Scheduling — org.onyxplatform/onyx 0.14.5-SNAPSHOT

Scheduling

Onyx offers fine-grained control of how many peers are allocated to particular jobs and tasks. This section outlines how to use the built-in schedulers.

Allocating Peers to Jobs and Tasks

In a masterless design, there is no single entity that assigns tasks to peers. Instead, peers need to contend for tasks to execute as jobs are submitted to Onyx. Conversely, as peers are added to the cluster, the peers must "shift" to distribute the workload across the cluster. Onyx ships out-of-the-box job and task allocation policies. End users can change the levels of fairness that each job gets with respect to cluster power. And remember, one virtual peer executes at most one task.

Job Schedulers

Each running Onyx instance is configured with exactly one job scheduler. The purpose of the job scheduler is to coordinate which jobs peers are allowed to volunteer to execute. There are a few different kinds of schedulers, listed below. To use each, configure the Peer Options map with key :onyx.peer/job-scheduler to the value specified below.

Greedy Job Scheduler

The Greedy job scheduler allocates all peers to each job in the order that it was submitted. For example, suppose you had 100 virtual peers and you submitted two jobs - job A and job B. With a Greedy scheduler, all 100 peers would be allocated to job A. If job A completes, all 100 peers will then execute tasks for job B. This probably isn’t desirable when you’re running streaming workflows, since they theoretically never end.

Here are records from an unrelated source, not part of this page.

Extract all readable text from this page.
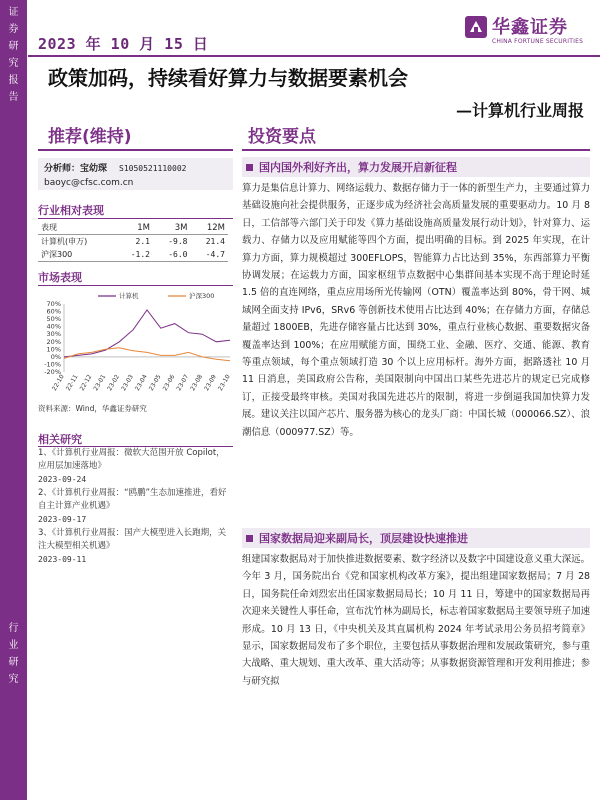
证
券
研
究
报
告
行
业
研
究
2023 年 10 月 15 日
华鑫证券
CHINA FORTUNE SECURITIES
政策加码，持续看好算力与数据要素机会
—计算机行业周报
推荐(维持)	投资要点
分析师：宝幼琛 S1050521110002
baoyc@cfsc.com.cn
行业相对表现
表现	1M	3M	12M
计算机(申万)	2.1	-9.8	21.4
沪深300	-1.2	-6.0	-4.7
市场表现
70%
60%
50%
40%
30%
20%
10%
0%
-10%
-20%
22-10 22-11 22-12 23-01 23-02 23-03 23-04 23-05 23-06 23-07 23-08 23-09 23-10
计算机	沪深300
资料来源：Wind，华鑫证券研究
相关研究
1、《计算机行业周报：微软大范围开放 Copilot，应用层加速落地》
2023-09-24
2、《计算机行业周报：“鸥鹏”生态加速推进，看好自主计算产业机遇》
2023-09-17
3、《计算机行业周报：国产大模型进入长跑期，关注大模型相关机遇》
2023-09-11
国内国外利好齐出，算力发展开启新征程
算力是集信息计算力、网络运载力、数据存储力于一体的新型生产力，主要通过算力基础设施向社会提供服务，正逐步成为经济社会高质量发展的重要驱动力。10 月 8 日，工信部等六部门关于印发《算力基础设施高质量发展行动计划》，针对算力、运载力、存储力以及应用赋能等四个方面，提出明确的目标。到 2025 年实现，在计算力方面，算力规模超过 300EFLOPS，智能算力占比达到 35%，东西部算力平衡协调发展；在运载力方面，国家枢纽节点数据中心集群间基本实现不高于理论时延 1.5 倍的直连网络，重点应用场所光传输网（OTN）覆盖率达到 80%，骨干网、城域网全面支持 IPv6，SRv6 等创新技术使用占比达到 40%；在存储力方面，存储总量超过 1800EB，先进存储容量占比达到 30%，重点行业核心数据、重要数据灾备覆盖率达到 100%；在应用赋能方面，围绕工业、金融、医疗、交通、能源、教育等重点领域，每个重点领域打造 30 个以上应用标杆。海外方面，据路透社 10 月 11 日消息，美国政府公告称，美国限制向中国出口某些先进芯片的规定已完成修订，正接受最终审核。美国对我国先进芯片的限制，将进一步倒逼我国加快算力发展。建议关注以国产芯片、服务器为核心的龙头厂商：中国长城（000066.SZ）、浪潮信息（000977.SZ）等。
国家数据局迎来副局长，顶层建设快速推进
组建国家数据局对于加快推进数据要素、数字经济以及数字中国建设意义重大深远。今年 3 月，国务院出台《党和国家机构改革方案》，提出组建国家数据局；7 月 28 日，国务院任命刘烈宏出任国家数据局局长；10 月 11 日，筹建中的国家数据局再次迎来关键性人事任命，宣布沈竹林为副局长，标志着国家数据局主要领导班子加速形成。10 月 13 日，《中央机关及其直属机构 2024 年考试录用公务员招考简章》显示，国家数据局发布了多个职位，主要包括从事数据治理和发展政策研究，参与重大战略、重大规划、重大改革、重大活动等；从事数据资源管理和开发利用推进；参与研究拟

To use this scheduler, set key :onyx.peer/job-scheduler to :onyx.job-scheduler/greedy in the Peer Options.

Peer Addition

In the event that a peer joins the cluster while the Greedy job scheduler is running, that new peer will be allocated to the current job that is being run greedily.

Peer Removal

In the event that a peer leaves the cluster while the Greedy job scheduler is running, no peers will be shifted off of the job that is greedily running.

Job Addition

If a job is submitted while this scheduler is running, no peers will be allocated to this job. The only exception to this rule is if no jobs are currently running. In this case, all peers will be allocated to this job.

Job Removal

If a job is completed or otherwise canceled, all of the peers executed that task will move to the job that was submitted after this job.

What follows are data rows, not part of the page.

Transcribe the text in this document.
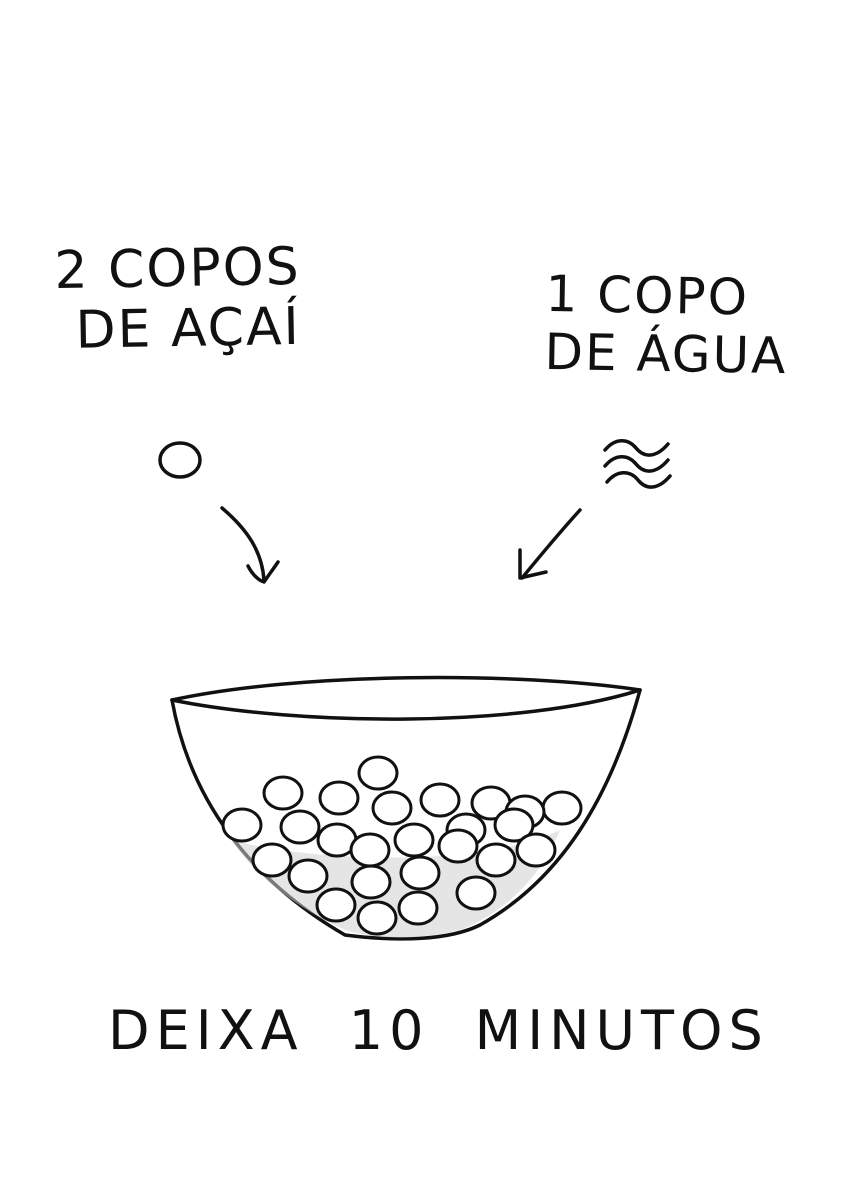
2 COPOS
DE AÇAÍ
1 COPO
DE ÁGUA
DEIXA 10 MINUTOS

Balanced Robin Job Scheduler

The Balanced job scheduler allocates peers in a rotating fashion to jobs that were submitted. For example, suppose that you had 100 virtual peers (virtual peer 1, virtual peer 2, … virtual peer 100) and you submitted two jobs - job A and job B. With a Balanced scheduler, both jobs will end up with 50 virtual peers allocated to each. This scheduler begins allocating by selecting the first job submitted.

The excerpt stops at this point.